As home prices increase, so does the renter population. Renters comprise above 50 percent of the population in most Central Coast cities. Where renting used to be a rite of passage into adulthood, eventually leading toward home homeownership, renters now encompass a multitude of demographics from students to seniors – populations that will never benefit from homeownership as a means for accumulating generational wealth.
Wall Street may be doing well, but that’s not the case over on Main Street. Wall Street controls the housing markets as large corporate investors purchase single-family homes as rental investments and gigantic investment companies like Blackstone and Greystar purchase and operate hundreds of thousands of units, including swaths of rental housing right here in Monterey County. With this share of the market, these investment companies establish the so-called “market rates” that are used to justify rent increases not only on their very own tenants but on everyone else.
One legislative solution is a renter income tax credit.
While California’s Assembly Bill 1482 did establish maximum allowable rent increases for housing, the 10-percent cap compounds annually – all while wages have remained stagnant. Additionally, AB 1482 has loopholes such as claims that a landlord will be engaging in major renovation as a means to evict tenants and then raise the rent. Corporate landlords are solely focused on profits no matter the cost to our communities, including homelessness.
One legislative solution to this crisis is a renter income tax credit. For a century, homeowners were allowed deductions on income taxes – a benefit the permanent class of renters in this country will never have access to. Guidelines from the U.S. Department of Housing and Urban Development for 30 percent of gross income for housing assistance are unrealistic. All renters deserve a tax credit on what they spend above 30 percent for housing.
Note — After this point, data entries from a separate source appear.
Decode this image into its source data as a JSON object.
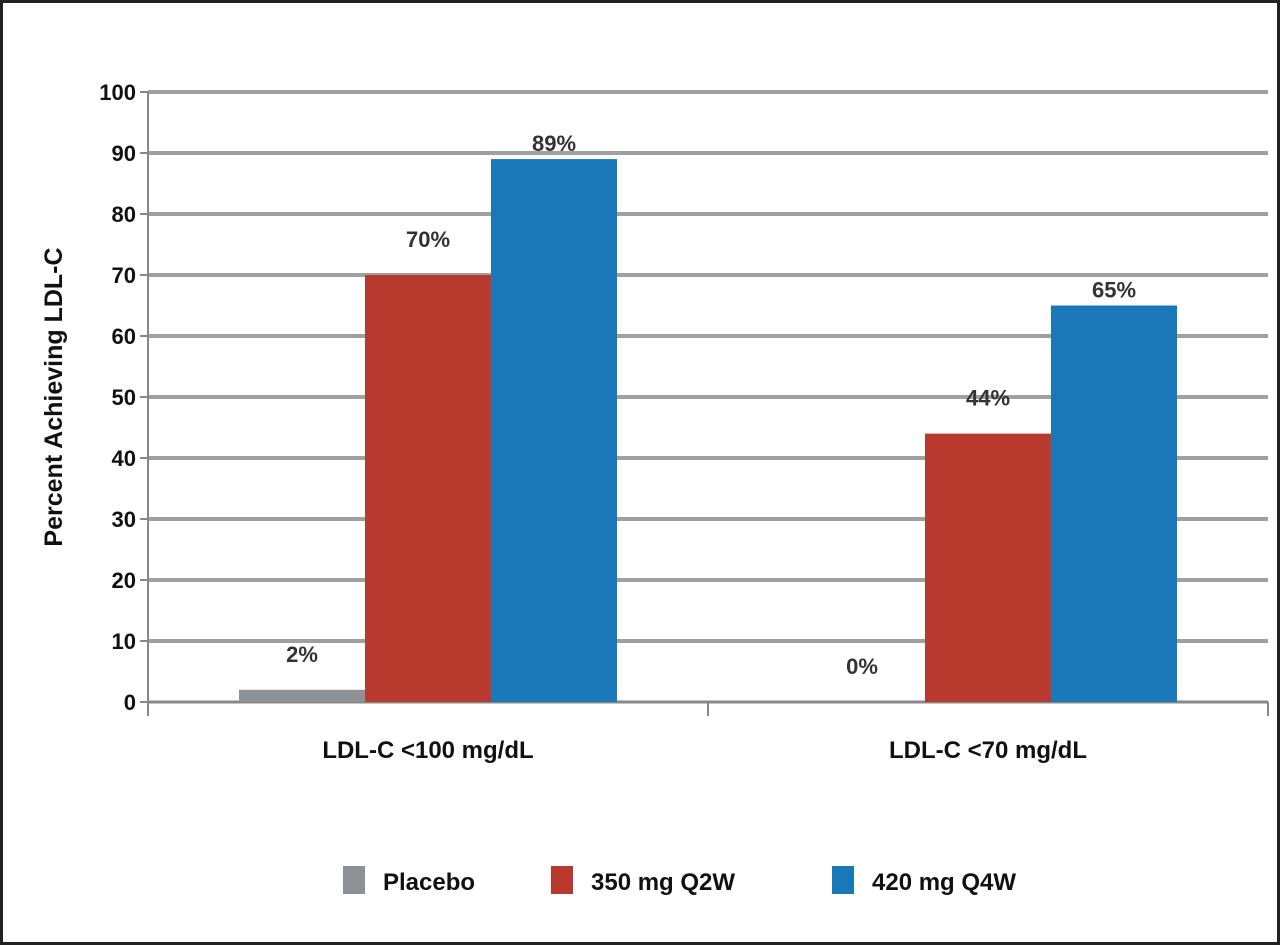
{
  "chart_data": {
    "type": "bar",
    "title": "",
    "xlabel": "",
    "ylabel": "Percent Achieving LDL-C",
    "ylim": [
      0,
      100
    ],
    "yticks": [
      0,
      10,
      20,
      30,
      40,
      50,
      60,
      70,
      80,
      90,
      100
    ],
    "grid": true,
    "legend_position": "bottom",
    "categories": [
      "LDL-C <100 mg/dL",
      "LDL-C <70 mg/dL"
    ],
    "series": [
      {
        "name": "Placebo",
        "color": "#8c9196",
        "values": [
          2,
          0
        ],
        "labels": [
          "2%",
          "0%"
        ]
      },
      {
        "name": "350 mg Q2W",
        "color": "#b83a2f",
        "values": [
          70,
          44
        ],
        "labels": [
          "70%",
          "44%"
        ]
      },
      {
        "name": "420 mg Q4W",
        "color": "#1a77b8",
        "values": [
          89,
          65
        ],
        "labels": [
          "89%",
          "65%"
        ]
      }
    ]
  }
}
It has been decades since safe and secure housing was declared a human right in this country in 1948. Affordable housing is a human right and governing bodies must address it as such. Renters must be represented by candidates who understand that we cannot address affordable rentals by only adding additional housing supply. Affordable rents in the current rental housing stock must be addressed simultaneously to new, proposed housing supply.
I worry that if the redistricting process overlooked renters as a community of interest, so will the elected officials who ultimately represent us.